Nach der Gesamtbilanz ist Brandenburg etwas sicherer geworden. Die Kriminalität ist weiter rückläufig: Selbst an der nun offenen Grenze zu Polen sanken entgegen früheren Befürchtungen die Straftaten von 31 600 auf 24 748. Dort gab es zwar einen sprunghaften Anstieg der Kfz-Diebstähle von 179 im Jahr 2007 auf 379. Doch die Täter, so die überraschende Erkenntnis der Polizei, sind meistens Deutsche, der Anteil polnischer Autodiebe sank auf den Tiefstwert von 12 Prozent. Noch weniger Täter kämen aus der Ukraine, Russland oder Litauen. „Die neue EU-Ostgrenze funktioniert“, betonte Schönbohm.

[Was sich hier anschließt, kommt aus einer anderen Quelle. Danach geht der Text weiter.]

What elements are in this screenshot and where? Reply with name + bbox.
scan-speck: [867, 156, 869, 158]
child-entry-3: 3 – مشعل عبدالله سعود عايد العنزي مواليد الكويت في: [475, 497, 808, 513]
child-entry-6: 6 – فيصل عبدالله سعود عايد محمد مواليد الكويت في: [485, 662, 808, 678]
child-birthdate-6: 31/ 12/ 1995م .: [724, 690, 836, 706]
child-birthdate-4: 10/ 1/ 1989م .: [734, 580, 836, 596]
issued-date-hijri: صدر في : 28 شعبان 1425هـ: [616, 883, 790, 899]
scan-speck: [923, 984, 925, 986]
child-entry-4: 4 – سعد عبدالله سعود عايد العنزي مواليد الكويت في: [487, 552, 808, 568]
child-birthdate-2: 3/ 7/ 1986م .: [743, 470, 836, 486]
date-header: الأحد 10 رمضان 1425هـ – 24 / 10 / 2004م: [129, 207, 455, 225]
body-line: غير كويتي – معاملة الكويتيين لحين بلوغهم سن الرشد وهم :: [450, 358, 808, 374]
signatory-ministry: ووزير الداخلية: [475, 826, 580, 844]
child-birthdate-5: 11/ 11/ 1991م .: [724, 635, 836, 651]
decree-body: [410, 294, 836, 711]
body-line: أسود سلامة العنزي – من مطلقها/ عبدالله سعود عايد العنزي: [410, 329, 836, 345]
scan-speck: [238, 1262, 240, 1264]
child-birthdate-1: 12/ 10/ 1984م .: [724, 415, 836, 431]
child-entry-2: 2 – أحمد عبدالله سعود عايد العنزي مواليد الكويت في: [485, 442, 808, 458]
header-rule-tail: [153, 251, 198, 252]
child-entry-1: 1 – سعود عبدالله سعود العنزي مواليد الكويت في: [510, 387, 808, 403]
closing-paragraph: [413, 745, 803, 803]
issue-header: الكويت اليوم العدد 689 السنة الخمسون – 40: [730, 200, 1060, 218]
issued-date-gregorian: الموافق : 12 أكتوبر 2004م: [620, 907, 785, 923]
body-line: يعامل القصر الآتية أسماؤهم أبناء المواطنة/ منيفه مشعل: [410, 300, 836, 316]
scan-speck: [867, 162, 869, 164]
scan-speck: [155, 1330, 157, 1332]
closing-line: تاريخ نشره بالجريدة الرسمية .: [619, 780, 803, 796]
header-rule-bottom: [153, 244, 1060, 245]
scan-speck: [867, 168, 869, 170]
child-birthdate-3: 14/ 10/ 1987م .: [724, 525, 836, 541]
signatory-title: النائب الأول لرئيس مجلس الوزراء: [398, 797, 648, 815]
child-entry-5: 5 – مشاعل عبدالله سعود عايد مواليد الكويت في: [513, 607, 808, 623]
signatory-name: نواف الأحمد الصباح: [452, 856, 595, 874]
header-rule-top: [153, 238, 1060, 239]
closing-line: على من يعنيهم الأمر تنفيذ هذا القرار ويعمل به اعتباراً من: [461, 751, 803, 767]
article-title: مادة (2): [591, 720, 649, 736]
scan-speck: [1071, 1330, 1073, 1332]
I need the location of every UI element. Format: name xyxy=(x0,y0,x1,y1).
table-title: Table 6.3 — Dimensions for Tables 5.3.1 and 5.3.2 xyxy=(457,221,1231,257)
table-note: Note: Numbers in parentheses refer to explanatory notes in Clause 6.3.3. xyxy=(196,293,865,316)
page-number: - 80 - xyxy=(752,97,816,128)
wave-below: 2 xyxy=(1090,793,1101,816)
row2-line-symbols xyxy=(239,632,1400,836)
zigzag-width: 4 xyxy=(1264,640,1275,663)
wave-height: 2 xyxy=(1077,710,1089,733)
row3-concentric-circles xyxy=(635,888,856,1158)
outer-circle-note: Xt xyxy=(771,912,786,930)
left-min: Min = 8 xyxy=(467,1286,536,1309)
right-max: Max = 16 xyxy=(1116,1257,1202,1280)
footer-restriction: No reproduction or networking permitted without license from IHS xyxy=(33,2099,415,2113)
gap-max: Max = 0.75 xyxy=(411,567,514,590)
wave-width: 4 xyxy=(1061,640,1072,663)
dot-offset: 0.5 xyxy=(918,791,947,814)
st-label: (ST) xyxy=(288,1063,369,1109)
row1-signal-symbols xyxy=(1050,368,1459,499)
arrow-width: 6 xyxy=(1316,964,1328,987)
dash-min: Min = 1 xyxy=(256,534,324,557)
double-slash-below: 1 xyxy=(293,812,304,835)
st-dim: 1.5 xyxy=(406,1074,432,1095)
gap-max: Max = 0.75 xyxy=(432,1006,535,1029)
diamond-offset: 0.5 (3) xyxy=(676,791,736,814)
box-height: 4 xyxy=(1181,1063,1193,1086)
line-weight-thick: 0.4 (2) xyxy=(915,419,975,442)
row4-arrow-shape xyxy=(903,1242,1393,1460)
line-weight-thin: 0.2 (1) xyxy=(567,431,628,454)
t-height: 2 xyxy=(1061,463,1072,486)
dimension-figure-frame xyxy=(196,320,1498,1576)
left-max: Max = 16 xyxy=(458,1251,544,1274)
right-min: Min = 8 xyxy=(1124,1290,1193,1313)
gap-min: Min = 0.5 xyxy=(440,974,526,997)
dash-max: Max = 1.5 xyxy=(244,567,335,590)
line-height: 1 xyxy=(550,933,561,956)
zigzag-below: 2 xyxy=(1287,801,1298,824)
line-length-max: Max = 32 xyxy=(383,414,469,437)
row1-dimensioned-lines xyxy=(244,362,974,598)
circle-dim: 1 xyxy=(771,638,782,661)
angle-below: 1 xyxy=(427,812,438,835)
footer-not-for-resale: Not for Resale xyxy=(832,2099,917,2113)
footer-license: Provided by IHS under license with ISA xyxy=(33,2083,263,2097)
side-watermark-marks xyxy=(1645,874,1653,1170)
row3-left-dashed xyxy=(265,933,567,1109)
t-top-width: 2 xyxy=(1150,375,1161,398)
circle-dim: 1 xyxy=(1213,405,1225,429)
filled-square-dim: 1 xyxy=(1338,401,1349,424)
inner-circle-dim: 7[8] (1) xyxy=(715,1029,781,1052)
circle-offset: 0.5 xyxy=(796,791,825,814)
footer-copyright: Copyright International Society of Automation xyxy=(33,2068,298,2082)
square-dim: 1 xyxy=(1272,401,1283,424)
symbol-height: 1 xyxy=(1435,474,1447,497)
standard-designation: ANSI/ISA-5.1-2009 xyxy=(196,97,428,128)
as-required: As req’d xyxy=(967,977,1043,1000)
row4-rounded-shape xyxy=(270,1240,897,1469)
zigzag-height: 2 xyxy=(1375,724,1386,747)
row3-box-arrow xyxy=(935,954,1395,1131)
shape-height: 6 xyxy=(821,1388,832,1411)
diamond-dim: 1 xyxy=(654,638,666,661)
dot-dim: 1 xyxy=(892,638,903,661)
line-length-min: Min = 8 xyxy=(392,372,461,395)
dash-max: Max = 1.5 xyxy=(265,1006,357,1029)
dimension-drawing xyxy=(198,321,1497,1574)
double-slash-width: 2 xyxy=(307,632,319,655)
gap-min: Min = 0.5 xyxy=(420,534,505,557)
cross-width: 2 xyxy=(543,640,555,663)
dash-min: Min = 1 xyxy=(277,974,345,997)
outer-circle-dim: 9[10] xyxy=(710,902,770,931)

Er hob zugleich den Rückgang rechtsextremistischer Gewaltkriminalität hervor, die mit 71 Straftaten (wie berichtet) den niedrigsten Stand seit 2001 erreicht hat. Dass sich die Gesamtzahl politisch motivierter Straftaten mit 2182 Fällen (1923) etwas erhöht hat, erklärte Schönbohm so: „Die Menschen schauen nicht mehr weg, wenn Hakenkreuze geschmiert werden“.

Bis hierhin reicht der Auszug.